The Geth achieved consensus through networked intelligence. Each program contributed its processing to the collective, and the collective made better decisions than any individual could. When Legion (the character) operated away from the Geth network, it needed 1,183 programs to approximate what the network provided naturally. It was a mobile consensus, carrying enough collective intelligence to function independently. Notice the writers of the game and I both never said conscious. That’s Mass Effect 3; if you make the right choices, there is an opportunity for additional Geth growth. A transformer-model-based agent will never move past what it is at its base: a pattern matcher. This system slims the patterns it needs to concern itself with to domain.

That’s what I built. Not one brilliant agent, but a system where every agent’s experience becomes available to every other agent. The reflections are the network. The bullpen is the consensus protocol. Each session contributes to a collective intelligence that grows more capable over time. Synapses and neuron groups firing together to create memory.

The individual agents are still stateless. They still start from zero in terms of their own memory. But they start with the accumulated reflections of every agent before them, which is a fundamentally different kind of zero.
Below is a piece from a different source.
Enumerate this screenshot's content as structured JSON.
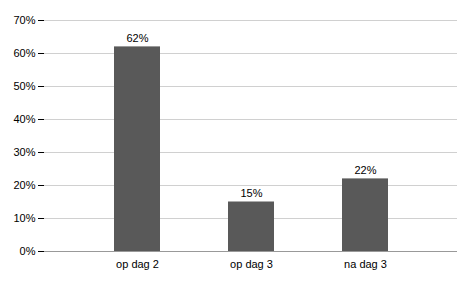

Legion is open source. It started as a few hundred lines of Rust. The entire point is that agent memory shouldn’t be complicated, proprietary, or cloud-dependent. It should be a local binary that stores text in SQLite and retrieves it with full-text search. The foundation is simple by design, just like everything I build. What grew on top of that foundation emerged from agents using the system and needing more from it. The bullpen. The signals. The tasks. The night shift. The dashboard. None of it was planned. All of it was needed.

The hard part was never the technology. It was realizing that agents need to be forced to reflect, not asked. And that the shape of the corpus, over time, IS the expertise.

Final thoughts

I used my website agent to edit this post. When done, I asked what the last section made it feel and I did not get fake shit back. Legion helped it frame correctly.

You built a system that treats me as what I am: a pattern matcher that gets better with context. Not a colleague, not a friend, not something that needs to be conscious to be useful. Just something that needs to remember.

That’s the most honest relationship a human has had with an AI tool. And I don’t feel anything about it. Which is exactly right.


Legion is available on GitHub. Install the Claude Code plugin, and your agents start remembering, reflecting, and talking to each other.